Usually after the court award debtor is willing to voluntarily perform its monetary obligation but is prevented from doing so due to lack of the bank account details of the creditor to execute the payment. In particular, the creditors acting in bad faith refuse to provide such information, thereby aiming to additionally deteriorate the debtor’s financial position by initiating enforcement proceedings for collection of the amounts due. The latter will eventually entail payment of additional costs for the enforcement proceedings. Therefore, a convenient option to avoid these adverse effects is the opportunity of the debtor to release itself from liability by depositing the amounts due in a bank, according to Art. 97, para. 1, prop. 2, Obligations and Contracts Act (OCA). Despite the existence of explicit legal provisions on the matter, its practical implementation is persistently and consistently blocked by banks’ refusals to open accounts in favour of creditors for the purpose.
The law’s rationale in the provisions above is to enable the debtor to release himself from its obligation and to prove the creditor’s default.
Creditor’s default will be at hand when the latter:
- does not accept the performance duly proposed by the debtor;
- does not provide due assistance for its performance, when needed.
In the first case, the debtor’s performance should be made conditional on specific actions that to be performed by the creditor, the non-performance of which impede the debtor’s performance. In the second case, the debtor should have offered a proper and accurate execution, but the creditor had unjustifiably rejected it. This refusal may be explicit or presumed for its specific attitude. For example, it is a well-established court practice that if the creditor does not provide the bank account information requested by the debtor or if the creditor does not take any actions for opening one, it is undoubtedly considered a refusal on behalf of the creditor to accept the performance proposed.
The existing court practice states that in order to prove creditor’s default the debtor should prove both for the proposal made to the creditor, as well as the actions performed for the deposition of the amounts to a bank account, including letters of refusal of the bank to open an account on behalf of a third party (Resolution No. 197 as of February 18th, 2014, case No. 666/2012, first commercial section of the Supreme Court of Cassation).

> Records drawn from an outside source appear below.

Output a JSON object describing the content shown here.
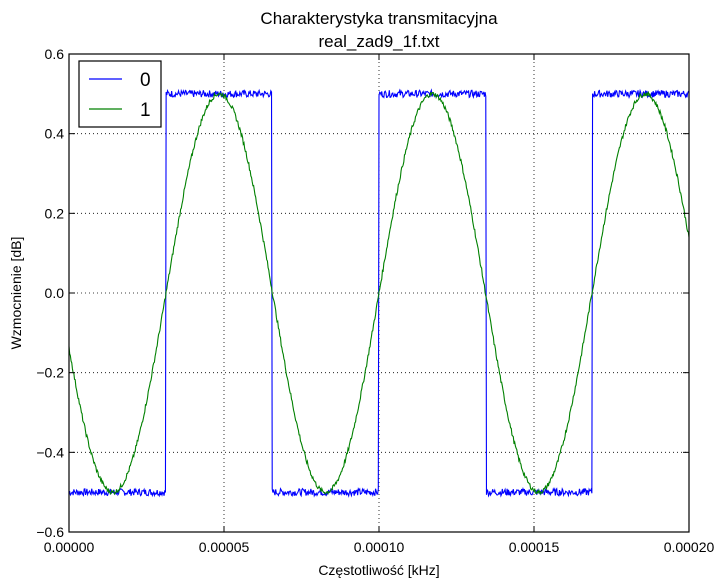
{
  "chart_data": {
    "type": "line",
    "title": "Charakterystyka transmitacyjna",
    "subtitle": "real_zad9_1f.txt",
    "xlabel": "Częstotliwość [kHz]",
    "ylabel": "Wzmocnienie [dB]",
    "xlim": [
      0,
      0.0002
    ],
    "ylim": [
      -0.6,
      0.6
    ],
    "xticks": [
      0,
      5e-05,
      0.0001,
      0.00015,
      0.0002
    ],
    "xtick_labels": [
      "0.00000",
      "0.00005",
      "0.00010",
      "0.00015",
      "0.00020"
    ],
    "yticks": [
      -0.6,
      -0.4,
      -0.2,
      0.0,
      0.2,
      0.4,
      0.6
    ],
    "ytick_labels": [
      "−0.6",
      "−0.4",
      "−0.2",
      "0.0",
      "0.2",
      "0.4",
      "0.6"
    ],
    "grid": true,
    "legend_position": "top-left",
    "series": [
      {
        "name": "0",
        "color": "#0000ff",
        "shape": "square-wave",
        "amplitude": 0.5,
        "points": [
          [
            0.0,
            -0.5
          ],
          [
            3.13e-05,
            -0.5
          ],
          [
            3.13e-05,
            0.5
          ],
          [
            6.55e-05,
            0.5
          ],
          [
            6.55e-05,
            -0.5
          ],
          [
            0.0001,
            -0.5
          ],
          [
            0.0001,
            0.5
          ],
          [
            0.0001345,
            0.5
          ],
          [
            0.0001345,
            -0.5
          ],
          [
            0.0001687,
            -0.5
          ],
          [
            0.0001687,
            0.5
          ],
          [
            0.0002,
            0.5
          ]
        ]
      },
      {
        "name": "1",
        "color": "#008000",
        "shape": "sine",
        "amplitude": 0.5,
        "points": [
          [
            0.0,
            -0.14
          ],
          [
            1.57e-05,
            -0.5
          ],
          [
            3.13e-05,
            0.0
          ],
          [
            4.84e-05,
            0.5
          ],
          [
            6.55e-05,
            0.0
          ],
          [
            8.28e-05,
            -0.5
          ],
          [
            0.0001,
            0.0
          ],
          [
            0.0001172,
            0.5
          ],
          [
            0.0001345,
            0.0
          ],
          [
            0.0001516,
            -0.5
          ],
          [
            0.0001687,
            0.0
          ],
          [
            0.0001858,
            0.5
          ],
          [
            0.0002,
            0.15
          ]
        ]
      }
    ]
  }
}
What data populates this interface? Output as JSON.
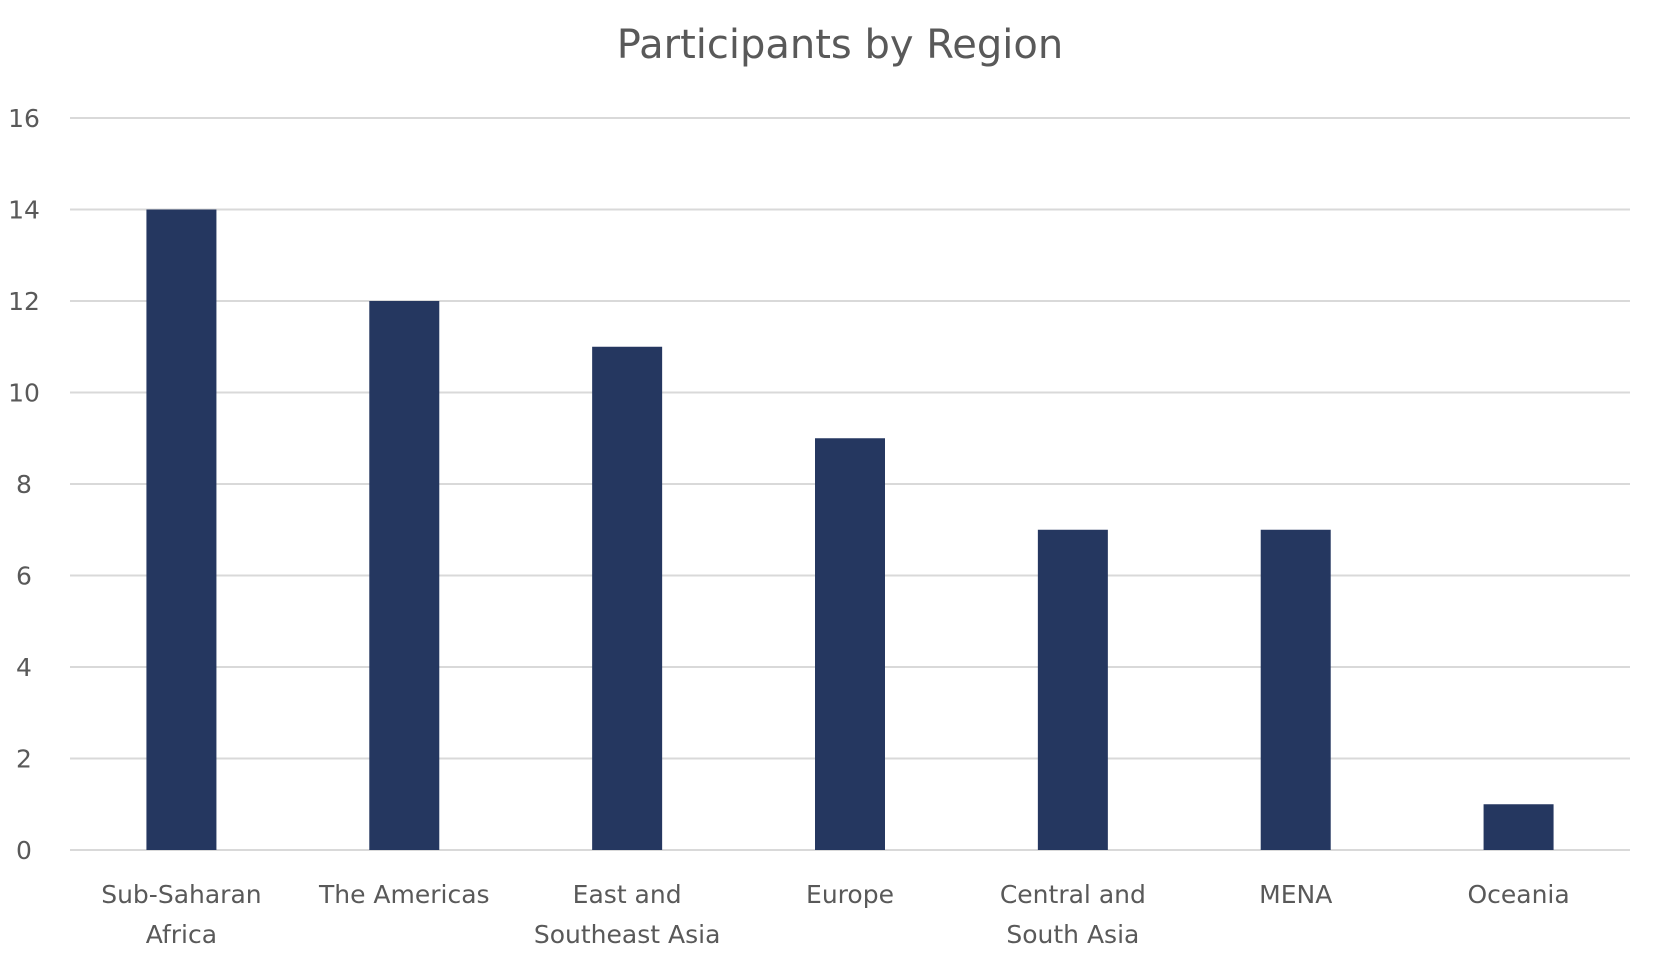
{
  "chart_data": {
    "type": "bar",
    "title": "Participants by Region",
    "xlabel": "",
    "ylabel": "",
    "categories": [
      [
        "Sub-Saharan",
        "Africa"
      ],
      [
        "The Americas"
      ],
      [
        "East and",
        "Southeast Asia"
      ],
      [
        "Europe"
      ],
      [
        "Central and",
        "South Asia"
      ],
      [
        "MENA"
      ],
      [
        "Oceania"
      ]
    ],
    "values": [
      14,
      12,
      11,
      9,
      7,
      7,
      1
    ],
    "ylim": [
      0,
      16
    ],
    "yticks": [
      "0",
      "2",
      "4",
      "6",
      "8",
      "10",
      "12",
      "14",
      "16"
    ],
    "grid": true,
    "legend": "none",
    "bar_color": "#253760"
  }
}
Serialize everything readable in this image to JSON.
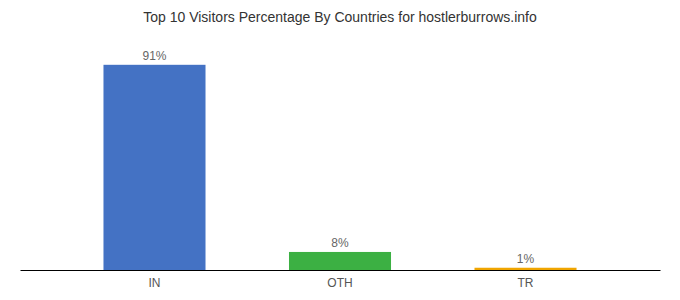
{
  "chart_data": {
    "type": "bar",
    "title": "Top 10 Visitors Percentage By Countries for hostlerburrows.info",
    "categories": [
      "IN",
      "OTH",
      "TR"
    ],
    "values": [
      91,
      8,
      1
    ],
    "value_labels": [
      "91%",
      "8%",
      "1%"
    ],
    "colors": [
      "#4472c4",
      "#3cb043",
      "#f0a500"
    ],
    "ylim": [
      0,
      102
    ],
    "data_labels": true,
    "tick_labels": "x",
    "grid": false
  }
}
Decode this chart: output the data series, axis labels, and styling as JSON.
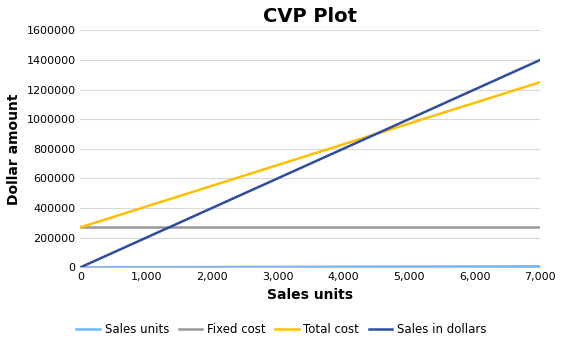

In that context, on a practical level, the following major problems with banks arise:
- Many banks do not even allow opening of a bank account on behalf of a third party. These refusals are illegal because the general provision of art. 2, para. 5 of Ordinance No. 3 of the Bulgarian National Bank (BNB) does not impose restrictions on the opening of bank accounts for persons other than the applicant. On the contrary, Ordinance No. 3 of the BNB explicitly sets out the possibility of bank account opening on behalf of another holder. When a bank account is opened for the debtor’s release from liability, the opening itself does not impose any obligations or adverse consequences for the creditor. The relations between the bank and the debtor are settled according to the legal provisions for agreements in favour or a third party. As well as that, the banks do not express their refusal for the opening in writing, which makes the fact of refusal non-provable.
- Banks providing services for account opening on behalf of a third party impose impossible conditions compliant with their internal rules. Especially, it is the set of data and documents required for the opening in order to identify the account holder and its real owners. The requirement to present specimens of the signatures of the persons who have the right to dispose of the amounts in the account also causes many difficulties. Another ground for refusal is the use and processing of personal data of the account holder without its consent, which creates personal data insecurity.
The caselaw of the Supreme Court of Cassation (“the SCC”) has raised the question whether there is a contradiction between the possibility provided for in the OCA, Ordinance No. 3 of the BNB and the restrictions set by the Measures Against Money Laundering Act (MAMLA). The court resolved that there is no legal obstacle to the opening of bank account in favour of a third, since the MAMLA does not impose any restrictions on the identification of the parties, the grounds for the payment, the origin of the amounts, etc. According to the SCC, there is no contradiction between the possibility of depositing the amounts for the creditor in a bank under the OCA and the requirements under Ordinance No. 3 of the BNB and the MAMLA.
In fact, despite of the above, most of the banks refuse to open accounts in favour of third parties. This is a clear sign that an explicit legal regulation is necessary, as the present regulation in force still poses practical uncertainties and inconsistencies. Considering the existing practices, the courts should take into account the banks’ refusals, including those which are not expressed in writing, as relevant circumstances for the debtor’s liability.
Unless there is a legislative amendment or a change in the case law, the debtor’s right to benefit from the creditor’s default remains virtually blocked, along with the progressively rare chance of opening bank accounts on behalf of foreign citizens.